Title: Gay Culture in America - Essays from the Field Author: Gilbert Herdt Published by: Beacon Press, 1992 ISBN: 0-8070-7914-6 [Hardcover, 255 pages]
More than twenty years ago the famous stonewall riot sparked a cultural revolution that transformed gay lives. From the secretive bars emerged a community that now embraces not only a "gay" identity but also a system of rules, attitudes, and beliefs from which the culture of gay men is made.In this ground breaking anthology, contributors explore the diverse meanings and themes of "gay" in Amercan life. Across different ethnic, age, and regional groups, they record the new institutions, roles, symbols, and myths in gay culture.

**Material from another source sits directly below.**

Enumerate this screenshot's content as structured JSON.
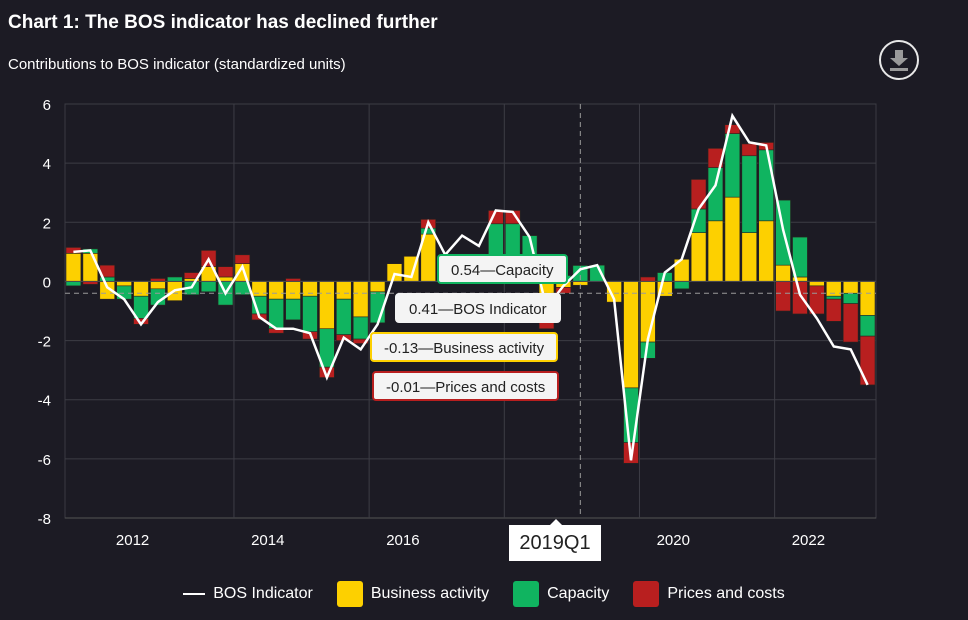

Gil Herdt explores the coming out process of gay youth in Chicago; Martin Levine traces the effects of AIDS on the "clone" community in New York; Frederick Lynch looks at suburban gay men; and Joseph Carrier offers a portrait of a gay Mexican-American man. Other essays examine the relationship between younger and older gay men, and between gay men and the American values of individualism, freedom, and community.
While scholars in the past have been obsessed with the abuses of homosexuality, the contributors here ask instead what is authentic in gay men's lives. In all these essays they are interested in the legitimacy of the gay experience, in both its public and its personal dimensions, as they show how gay culture is a perspective not just on sexuality but on human nature and the world.